Quand le oui à l’enfant multiplie la joie et l’énergie

Patricia (22 ans) a un emploi qui correspond à son métier. Son revenu lui suffit. Mais elle s’intéresse à une formation continue pour pouvoir améliorer ses compétences. Elle aimerait aussi se marier et fonder une famille. Ses ressources sont mises à contribution, car son ami est encore en formation et gagne peu. C’est alors qu’elle découvre qu’elle est enceinte. Grand dilemme!

Patricia: une mére heureuse après une grossesse non planifiée.

Patricia à la conseillère: «Je ressens tellement de joie et d’énergie avec ma petite, rien qu’en la regardant.»

Les projets de Patricia et de son ami, le père de l’enfant, sont menacés. Quel est l’avenir avec un enfant? Réussiront-ils à tout surmonter? La crainte et la panique les envahissent.

 

Plus seuls face aux problèmes

Patricia devrait réduire son temps de travail à cause de l’enfant. Mais alors elle aurait moins d’argent disponible. Et la vie avec un enfant représente un coût certain. L’avortement est alors envisagé. Patricia se sent mise sous pression et tout devient confus. Elle souhaite parler de sa situation difficile avec quelqu’un. À la recherche d’une solution, elle découvre l’ASME. Elle peut enfin exprimer tout ce qui lui paraissait lourd. La conseillère qui l’écoute comprend que ce sont surtout les défis d’ordre financier qui chagrinent Patricia. Elle lui expose ce que l’ASME peut faire pour des femmes dans sa situation.

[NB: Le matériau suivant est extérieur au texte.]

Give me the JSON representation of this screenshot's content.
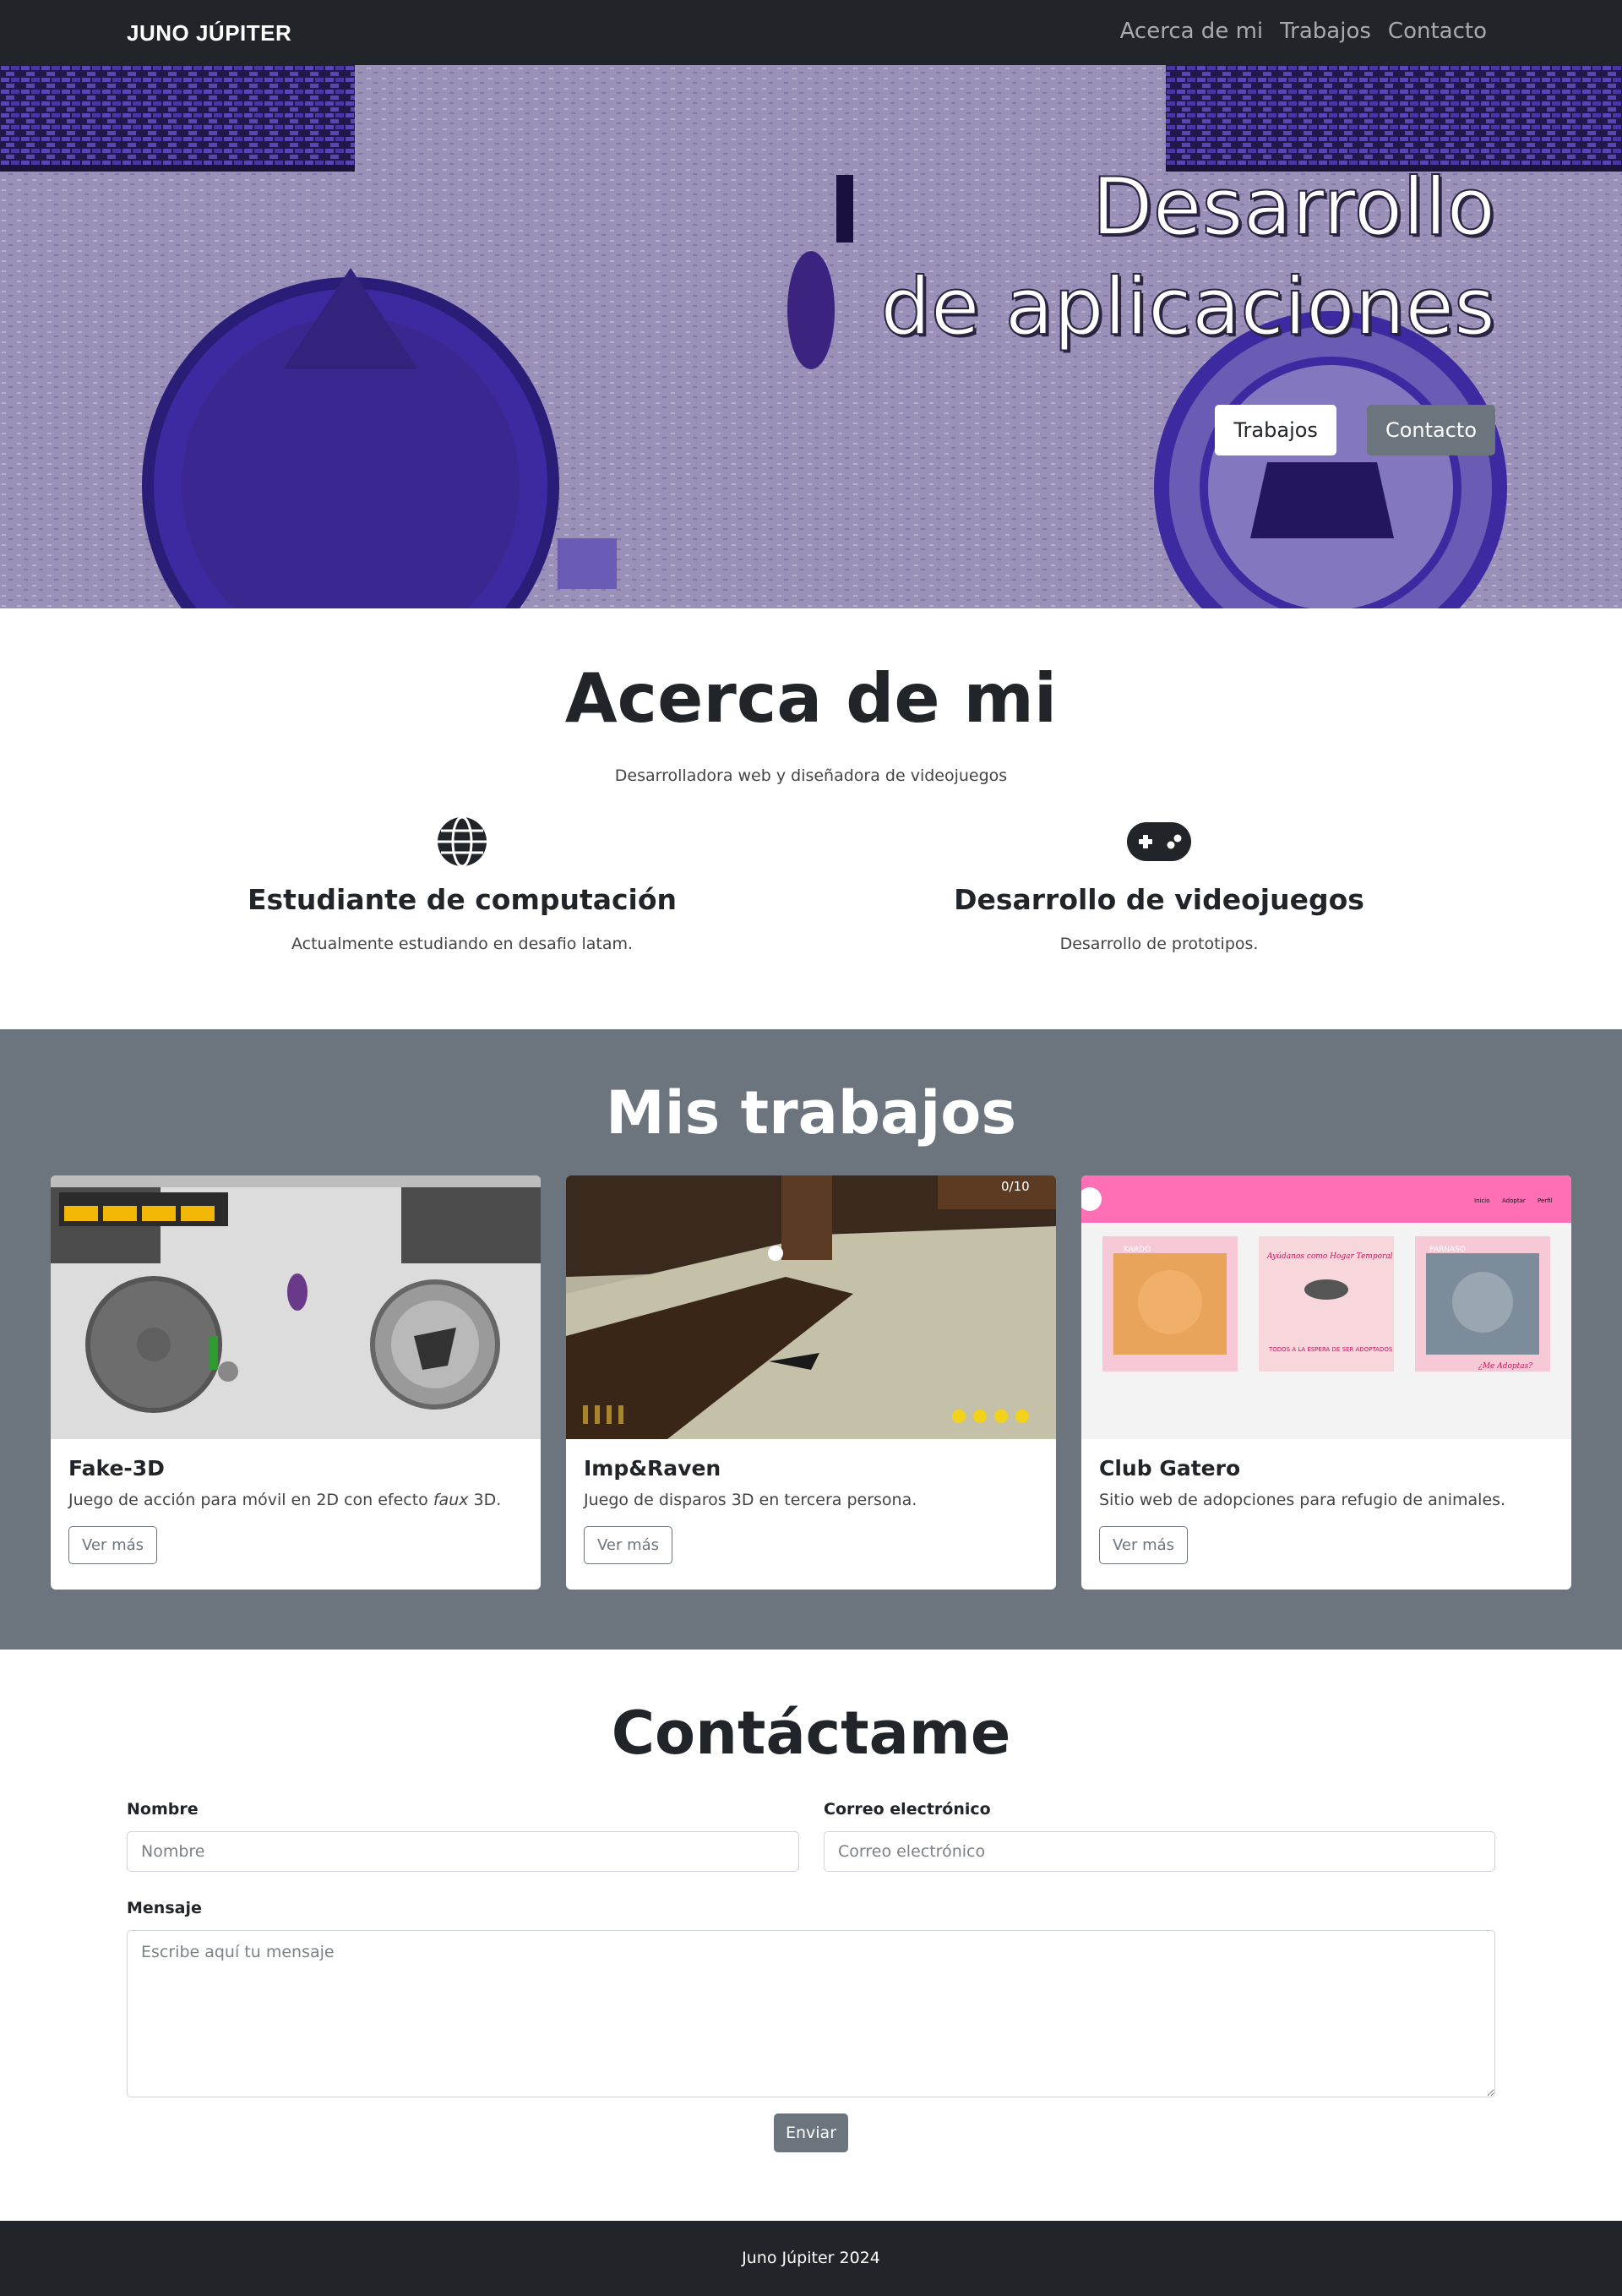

La perspective de l’aide matérielle et financière offerte par l’ASME est un ballon d’oxygène pour Patricia. La conseillère discute avec la jeune femme de toutes les possibilités d’aide sociale existant pour les femmes enceintes. Patricia est soulagée: elle a trouvé quelqu’un qui la comprend et qui est prêt à l’épauler pendant cette crise.

Par la suite, Patricia a d’autres entretiens avec la conseillère. Elle comprend qu’il faut résoudre les problèmes l’un après l’autre et qu’il ne faut pas écarter l’enfant de l’équation.

 

La décision qui change tout

Les contacts avec la conseillère rassurent Patricia sur sa capacité à affronter la vie avec un enfant, malgré toutes les difficultés auxquelles elle est confrontée. Face à la crainte de savoir ce qui se passera après le congé maternité, la conseillère lui montre que la situation peut être surmontée avec son aide, si nécessaire grâce à une aide financière d’appoint que l’ASME fournira après le congé maternité. La femme se sent délivrée d’un grand poids. Ses craintes diminuent peu à peu. Et lorsqu’elle entend battre le cœur de son enfant lors d’une visite chez le gynécologue, elle est capable de dire oui à l’enfant.

Après cette décision importante, tout change: cette jeune mère ressent une immense joie en pensant à l’enfant! Cette joie ne laisse pas son ami indifférent, qui prend aussi confiance. Les deux parents entreprennent activement toutes les démarches pour se marier! La situation reste toutefois difficile. Mais avec l’appui de l’ASME, Patricia n’est plus dans la crainte de la détresse financière. Elle reçoit aussi de l’ASME tout le nécessaire pour bébé. Elle prend congé de la conseillère avec ces paroles: «Je suis si reconnaissante! Votre aide a vraiment été une bouée de secours pour nous!»

Alors qu’elle est encore à l’hôpital, Patricia appelle la conseillère pour l’informer de la naissance de sa fille. Le bonheur d’être mère pousse désormais Patricia à reprendre sa situation en mains et à s’organiser en prévision de la vie familiale. «Je suis si heureuse d’être mère», déclare-t-elle à la conseillère, «je ressens tellement de joie et d’énergie avec ma petite, rien qu’en la regardant.» La jeune famille est aussi encouragée par le fait que l’ASME continue de se tenir à ses côtés.